Telle était la grandeur croissante du jeune Henri, lorsque le roi de France, humilié par la croisade, perdit Éléonore et tant de provinces. Cet enfant gâté de la fortune fut en quelques années accablé de ses dons. Roi d’Angleterre, maître de tout le littoral de la France, depuis la Flandre jusqu’aux Pyrénées, il exerça sur la Bretagne cette suzeraineté que les ducs de Normandie avaient toujours réclamée en vain. Il prit l’Anjou, le Maine et la Touraine à son frère, et le laissa en dédommagement se faire duc de Bretagne (1156).

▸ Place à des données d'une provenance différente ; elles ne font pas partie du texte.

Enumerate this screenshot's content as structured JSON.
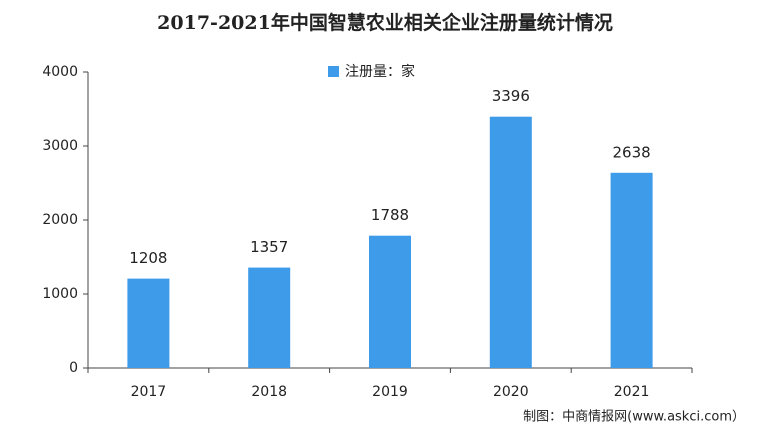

Il réduisit la Gascogne, il gouverna la Flandre, comme tuteur et gardien, en l’absence du comte. Il prit le Quercy au comte de Toulouse, et il aurait pris Toulouse elle-même, si le roi de France ne s’était jeté dans la ville pour la défendre (1159). Le Toulousain fut du moins obligé de lui faire hommage. Allié du roi d’Aragon, comte de Barcelone et de Provence, Henri voulait pour un de ses fils une princesse de Savoie, afin d’avoir un pied dans les Alpes, et de tourner la France par le midi. Au centre, il réduisit le Berri, le Limousin, l’Auvergne, il acheta la Marche[1]. Il eut même le secret de détacher les comtes de Champagne de l’alliance du roi. Enfin à sa mort il possédait les pays qui répondent à quarante-

  1. Il eut la Marche pour quinze mille marcs d’argent. Le comte partait pour Jérusalem et ne savait que faire de sa terre. (Gaufred Vosiens.)